Education and rugby are two of Laurian Johannes-Haupt’s major passions in life. So, it should come as little surprise that she is planning to use her latest coaching opportunity to benefit future generations of female coaches in South Africa.
Johannes-Haupt became the first woman to be appointed as a South African national team coach when she took charge of the country’s women’s U20 side in May 2019.
That role has enabled her to build a strong relationship with senior women’s head coach, Stanley Raubenheimer, who has taken a keen interest in the development of her young squad.
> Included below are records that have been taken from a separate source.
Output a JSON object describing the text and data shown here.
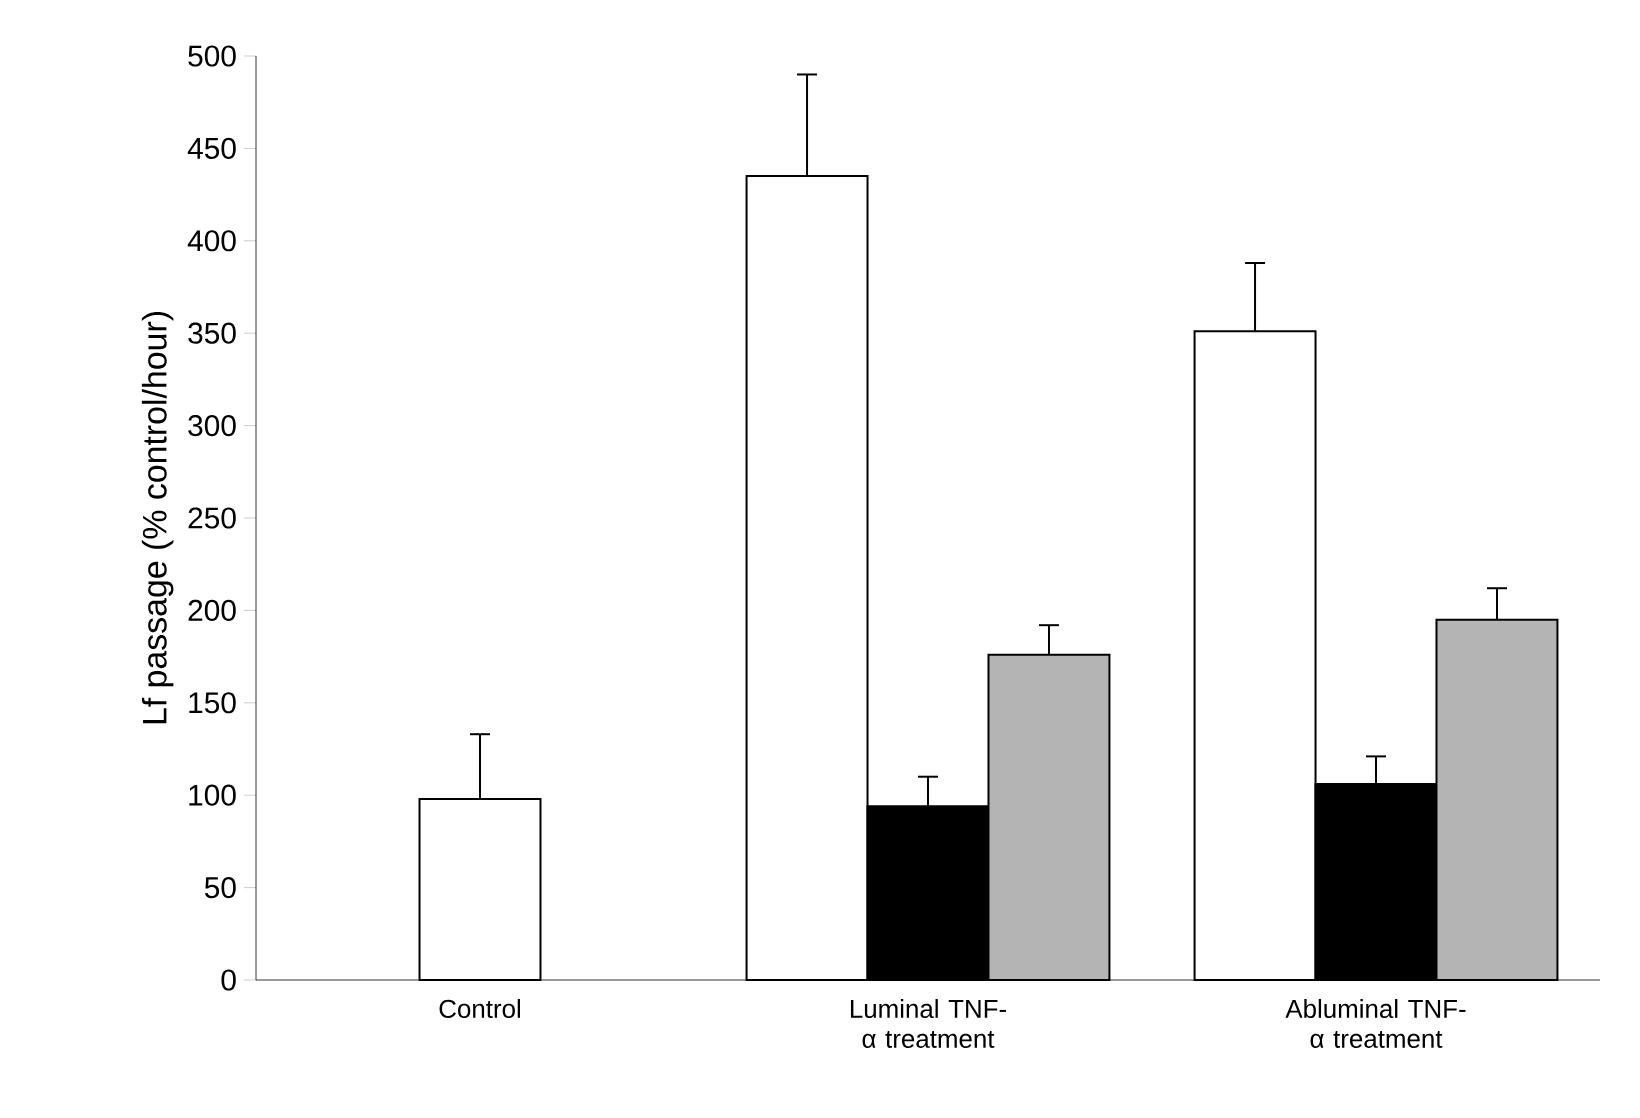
{
  "chart_data": {
    "type": "bar",
    "ylabel": "Lf passage (% control/hour)",
    "categories": [
      "Control",
      "Luminal TNF-α treatment",
      "Abluminal TNF-α treatment"
    ],
    "series": [
      {
        "color": "#ffffff",
        "values": [
          98,
          435,
          351
        ],
        "errors": [
          [
            98,
            133
          ],
          [
            435,
            490
          ],
          [
            351,
            388
          ]
        ]
      },
      {
        "color": "#000000",
        "values": [
          null,
          94,
          106
        ],
        "errors": [
          null,
          [
            94,
            110
          ],
          [
            106,
            121
          ]
        ]
      },
      {
        "color": "#b4b4b4",
        "values": [
          null,
          176,
          195
        ],
        "errors": [
          null,
          [
            176,
            192
          ],
          [
            195,
            212
          ]
        ]
      }
    ],
    "ylim": [
      0,
      500
    ],
    "yticks": [
      0,
      50,
      100,
      150,
      200,
      250,
      300,
      350,
      400,
      450,
      500
    ],
    "grid": false
  }
}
The Athlone High School teacher has in turn attempted to “infiltrate a few of my players into his squad”, with a fair amount of success.
The pair will have the chance to further strengthen their working relationship over the next 12 months, after Johannes-Haupt was confirmed as one of an elite group of female coaches selected for a new World Rugby initiative, the World Rugby Coaching Internship Programme for Rugby World Cup 2021.
1️⃣ year to go before the @rugbyworldcup kicks off in New Zealand— Springbok Women (@WomenBoks) September 18, 2020
🏉 Laurian Johannes to join Springbok Women as coaching intern
🗣️ "We know it is going to be a great challenge, but we are really looking forward to"
➡️ Full story here: https://t.co/F1mc3lxsKs pic.twitter.com/nyATdbPPPh
A former South Africa prop, Johannes-Haupt will work with Raubenheimer as an assistant coach on the road to RWC 2021 – the Springbok Women’s first appearance since 2014, and it is a chance she believes could have a far-reaching impact.
For the better of the game
“This is a great initiative that will improve women’s rugby and women’s rugby coaching in the future,” Johannes-Haupt told World Rugby.
“This opportunity helps me help future women coaches by sharing my experiences and guiding other coaches that are coming through the ranks. In South Africa we have quite a few ex-players that are now taking up coaching as well.
“If I am given the opportunity to share what I’ve learnt over this course, it will be better for the game, better for the development of the sport and better for South African rugby.”
Johannes-Haupt, who played for South Africa at RWC 2010 in England, is excited by the prospect of working more closely with Raubenheimer and his coaching staff.
“It will have a major impact on my own style of coaching as I learn from other international coaches who have diverse coaching philosophies,” she added.
The former prop is also looking forward to experiencing a Rugby World Cup in a different role: “I am ecstatic for the opportunity to represent my country on the world stage once again.”
Johannes-Haupt started her coaching career with the Western Province junior teams before progressing to the senior ranks – first as an assistant, and then as the head coach of the Western Province women’s senior team.
However, she remains an educator at heart. The 36-year-old is a Head of Department at Athlone High School in Cape Town, and she admits she would find it hard to walk away from the classroom full-time.
According to Johannes-Haupt, teaching has given her the tools to improve her coaching as the development of young players is at the heart of her approach to the game.
“My philosophy is to develop the person holistically, both as a person and as a rugby player,” she explained.
“Ultimately I want the player to go back home and strive to be the best that they could be in any sphere of their life.
“Successful players have a positive impact on their families, communities and society as a whole.”
Excited by opportunities
“Despite South Africans’ diverse cultures and backgrounds, the team becomes unified with a shared vision and this makes rugby such a rewarding game.”
Johannes-Haupt is passionate about coaching and her country and therefore she aspires to become a senior national coach. “That is every coach's dream,” she admitted.
The South Africa senior women’s set-up has changed quite a lot since her final test appearance against Uganda in September 2013.
“Although women’s rugby in South Africa is still developing, it is run in a professional manner and this is beneficial to the game,” Johannes-Haupt explained.
“The game has evolved so much since I played. Props, for example, are not limited to scrumming and lineout support but are more agile and conditions to be more mobile on the field.
“I am excited to see how women’s rugby evolved to such an extent where more opportunities have been presented for future players and prospective coaches.”